The ear LOBE is the fleshy part of the ear that hangs down. The LIP or LABIAM is the fleshy rim of the mouth. The AHD assigns the Indo-European “root” leb - 1 (things “hanging loosely”) to LOBE,  and the “root” leb- 2 (lip) to LIP.  Both the LIP, from Latin labium, and the LOBE, from Greek lobos,  are deposits of fat.
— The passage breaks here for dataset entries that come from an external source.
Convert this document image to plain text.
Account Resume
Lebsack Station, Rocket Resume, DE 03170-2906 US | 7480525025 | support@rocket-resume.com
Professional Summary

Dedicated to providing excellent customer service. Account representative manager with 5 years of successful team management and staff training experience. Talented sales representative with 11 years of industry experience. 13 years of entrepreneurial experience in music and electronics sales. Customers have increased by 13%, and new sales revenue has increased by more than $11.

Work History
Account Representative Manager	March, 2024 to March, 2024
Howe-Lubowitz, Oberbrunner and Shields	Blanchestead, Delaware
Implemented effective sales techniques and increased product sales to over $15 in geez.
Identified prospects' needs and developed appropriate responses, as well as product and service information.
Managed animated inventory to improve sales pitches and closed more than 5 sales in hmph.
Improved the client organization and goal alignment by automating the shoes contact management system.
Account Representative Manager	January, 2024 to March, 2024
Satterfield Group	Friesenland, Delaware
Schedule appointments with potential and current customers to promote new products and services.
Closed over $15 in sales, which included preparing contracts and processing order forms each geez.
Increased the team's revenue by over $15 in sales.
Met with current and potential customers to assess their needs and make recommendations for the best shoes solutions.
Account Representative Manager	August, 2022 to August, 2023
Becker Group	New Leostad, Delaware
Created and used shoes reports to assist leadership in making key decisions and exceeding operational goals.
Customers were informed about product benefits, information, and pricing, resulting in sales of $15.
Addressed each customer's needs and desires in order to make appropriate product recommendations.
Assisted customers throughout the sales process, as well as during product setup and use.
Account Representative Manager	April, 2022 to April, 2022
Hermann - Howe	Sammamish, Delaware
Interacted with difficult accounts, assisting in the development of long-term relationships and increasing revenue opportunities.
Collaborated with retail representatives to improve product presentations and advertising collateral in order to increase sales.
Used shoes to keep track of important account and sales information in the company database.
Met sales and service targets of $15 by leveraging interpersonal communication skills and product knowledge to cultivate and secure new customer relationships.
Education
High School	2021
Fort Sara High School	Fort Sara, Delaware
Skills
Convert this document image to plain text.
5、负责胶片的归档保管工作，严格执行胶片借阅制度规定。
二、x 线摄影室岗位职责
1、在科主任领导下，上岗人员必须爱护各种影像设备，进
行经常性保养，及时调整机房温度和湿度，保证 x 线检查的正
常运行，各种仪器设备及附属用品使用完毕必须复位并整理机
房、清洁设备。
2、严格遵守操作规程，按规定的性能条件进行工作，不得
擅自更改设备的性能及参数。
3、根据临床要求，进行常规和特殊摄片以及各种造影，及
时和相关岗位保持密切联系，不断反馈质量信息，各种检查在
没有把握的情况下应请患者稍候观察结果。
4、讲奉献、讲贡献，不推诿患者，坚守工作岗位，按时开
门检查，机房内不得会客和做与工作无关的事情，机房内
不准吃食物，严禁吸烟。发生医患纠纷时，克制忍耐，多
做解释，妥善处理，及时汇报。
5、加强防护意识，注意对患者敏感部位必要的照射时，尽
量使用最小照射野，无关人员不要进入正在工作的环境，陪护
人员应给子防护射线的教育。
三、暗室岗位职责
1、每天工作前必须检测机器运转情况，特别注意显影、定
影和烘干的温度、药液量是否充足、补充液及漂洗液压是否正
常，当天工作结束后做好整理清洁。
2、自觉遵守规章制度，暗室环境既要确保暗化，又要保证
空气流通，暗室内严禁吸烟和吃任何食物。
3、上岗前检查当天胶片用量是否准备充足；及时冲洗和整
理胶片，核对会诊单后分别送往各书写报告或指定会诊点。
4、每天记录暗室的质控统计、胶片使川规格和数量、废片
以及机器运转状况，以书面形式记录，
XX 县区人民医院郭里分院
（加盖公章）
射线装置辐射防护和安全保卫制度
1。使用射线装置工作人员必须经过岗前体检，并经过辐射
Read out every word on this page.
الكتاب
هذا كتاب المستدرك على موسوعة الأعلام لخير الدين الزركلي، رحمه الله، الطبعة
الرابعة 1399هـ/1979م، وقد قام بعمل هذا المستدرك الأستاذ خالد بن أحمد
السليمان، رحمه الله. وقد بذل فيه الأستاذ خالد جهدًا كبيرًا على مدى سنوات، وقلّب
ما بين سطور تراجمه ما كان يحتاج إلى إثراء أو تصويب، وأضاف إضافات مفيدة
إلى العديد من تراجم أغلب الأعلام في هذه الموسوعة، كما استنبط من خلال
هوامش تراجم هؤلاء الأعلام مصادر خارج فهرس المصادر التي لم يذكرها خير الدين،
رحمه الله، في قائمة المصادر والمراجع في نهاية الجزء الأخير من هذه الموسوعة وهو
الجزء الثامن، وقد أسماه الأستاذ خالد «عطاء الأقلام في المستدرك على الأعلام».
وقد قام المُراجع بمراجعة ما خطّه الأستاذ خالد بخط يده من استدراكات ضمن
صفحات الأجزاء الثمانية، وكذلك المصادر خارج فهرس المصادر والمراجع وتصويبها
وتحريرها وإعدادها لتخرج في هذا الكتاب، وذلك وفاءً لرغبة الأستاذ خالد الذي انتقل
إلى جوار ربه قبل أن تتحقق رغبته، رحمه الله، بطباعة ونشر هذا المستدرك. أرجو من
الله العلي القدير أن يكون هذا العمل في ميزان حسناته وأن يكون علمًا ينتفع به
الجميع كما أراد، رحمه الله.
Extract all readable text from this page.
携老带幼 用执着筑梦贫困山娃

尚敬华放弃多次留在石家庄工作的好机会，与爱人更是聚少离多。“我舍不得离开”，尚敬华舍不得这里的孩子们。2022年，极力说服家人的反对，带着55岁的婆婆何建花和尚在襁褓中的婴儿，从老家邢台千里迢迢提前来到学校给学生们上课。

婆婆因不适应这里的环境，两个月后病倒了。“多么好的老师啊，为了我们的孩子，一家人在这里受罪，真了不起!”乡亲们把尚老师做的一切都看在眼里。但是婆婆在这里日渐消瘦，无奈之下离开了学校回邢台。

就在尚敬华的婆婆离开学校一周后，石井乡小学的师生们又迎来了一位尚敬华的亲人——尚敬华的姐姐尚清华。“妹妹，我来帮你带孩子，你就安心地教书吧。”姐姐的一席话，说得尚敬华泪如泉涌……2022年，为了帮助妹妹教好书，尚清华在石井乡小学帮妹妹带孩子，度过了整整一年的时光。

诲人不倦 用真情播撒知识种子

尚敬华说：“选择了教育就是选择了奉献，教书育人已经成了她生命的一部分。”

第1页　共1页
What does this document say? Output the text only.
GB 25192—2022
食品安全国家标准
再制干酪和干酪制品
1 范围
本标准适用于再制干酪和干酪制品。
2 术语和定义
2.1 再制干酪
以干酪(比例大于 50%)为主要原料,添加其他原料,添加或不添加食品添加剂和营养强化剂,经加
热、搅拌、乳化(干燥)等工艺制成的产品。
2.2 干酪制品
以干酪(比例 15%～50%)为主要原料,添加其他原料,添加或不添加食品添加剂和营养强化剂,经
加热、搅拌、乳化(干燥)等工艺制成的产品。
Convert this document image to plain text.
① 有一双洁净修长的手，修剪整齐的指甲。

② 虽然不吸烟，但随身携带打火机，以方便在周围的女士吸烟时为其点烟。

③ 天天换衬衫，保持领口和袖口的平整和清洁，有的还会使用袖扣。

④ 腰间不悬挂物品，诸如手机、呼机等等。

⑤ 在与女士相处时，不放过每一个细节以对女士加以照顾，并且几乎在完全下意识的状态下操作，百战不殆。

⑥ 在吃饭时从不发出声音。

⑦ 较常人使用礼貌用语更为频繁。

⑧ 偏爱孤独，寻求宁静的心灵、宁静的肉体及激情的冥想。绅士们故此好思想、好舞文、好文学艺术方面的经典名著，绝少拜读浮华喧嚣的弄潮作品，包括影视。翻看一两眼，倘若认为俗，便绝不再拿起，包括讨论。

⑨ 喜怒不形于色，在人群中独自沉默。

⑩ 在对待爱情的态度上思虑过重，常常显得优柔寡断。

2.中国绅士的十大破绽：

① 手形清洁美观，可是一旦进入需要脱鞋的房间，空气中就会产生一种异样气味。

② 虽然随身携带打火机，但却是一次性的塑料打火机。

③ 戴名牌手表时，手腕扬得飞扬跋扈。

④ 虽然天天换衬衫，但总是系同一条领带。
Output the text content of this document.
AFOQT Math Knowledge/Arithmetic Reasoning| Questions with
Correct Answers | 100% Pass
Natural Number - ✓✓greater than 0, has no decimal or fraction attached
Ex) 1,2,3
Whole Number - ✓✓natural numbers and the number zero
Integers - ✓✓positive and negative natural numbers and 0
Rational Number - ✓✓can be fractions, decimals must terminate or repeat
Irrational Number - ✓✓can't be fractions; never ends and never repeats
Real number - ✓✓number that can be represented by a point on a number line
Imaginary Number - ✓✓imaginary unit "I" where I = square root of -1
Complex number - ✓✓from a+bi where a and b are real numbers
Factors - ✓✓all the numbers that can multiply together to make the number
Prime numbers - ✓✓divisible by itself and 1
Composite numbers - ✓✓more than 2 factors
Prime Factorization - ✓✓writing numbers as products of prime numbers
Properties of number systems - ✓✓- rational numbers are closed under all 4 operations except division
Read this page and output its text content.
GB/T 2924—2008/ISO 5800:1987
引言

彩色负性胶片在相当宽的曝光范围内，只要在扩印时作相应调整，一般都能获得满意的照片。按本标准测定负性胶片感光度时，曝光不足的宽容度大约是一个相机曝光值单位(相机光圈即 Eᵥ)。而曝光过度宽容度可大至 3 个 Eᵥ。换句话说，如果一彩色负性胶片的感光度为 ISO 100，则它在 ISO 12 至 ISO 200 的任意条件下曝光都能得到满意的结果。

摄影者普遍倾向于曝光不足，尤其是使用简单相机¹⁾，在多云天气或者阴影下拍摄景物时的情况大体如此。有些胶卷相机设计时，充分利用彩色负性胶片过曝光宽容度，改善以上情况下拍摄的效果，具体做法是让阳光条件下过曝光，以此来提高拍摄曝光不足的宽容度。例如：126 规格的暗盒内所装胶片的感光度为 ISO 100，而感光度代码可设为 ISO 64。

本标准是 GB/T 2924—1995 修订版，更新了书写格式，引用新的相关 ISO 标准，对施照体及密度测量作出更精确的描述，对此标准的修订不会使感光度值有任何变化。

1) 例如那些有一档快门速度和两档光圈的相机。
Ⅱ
Edenic fat (the noun) is חלב [K]HeyLeBH (fat; not merely like a swollen, droopy belly, but as subtle as “the fat of the kidneys of wheat – Deuteronomy 32:14” (Harkavy).


Branches

Relevant listed cognates of LIP include : LABIAL, LABELLUM, LABRET and LABRUM. LOBE words include  LOB (a droopy throw),  (the thick, heavy) LOBLOLLY,  LOBOTOMY  and perhaps the LOBSTER.  These LB words require the hushed Het before  Lamed-Bhet.  The guttural Het with Lamed-Bhet, K[H]eLe(V) c ould provide us with sticky fat words, like CLEAVE, GLUE and words connected to GLUTEN. Few people have too much fat in the ear lobe or lip.  But people tend to store fat in what the Greeks called the gloutos, rump, whence the GLUTEUS.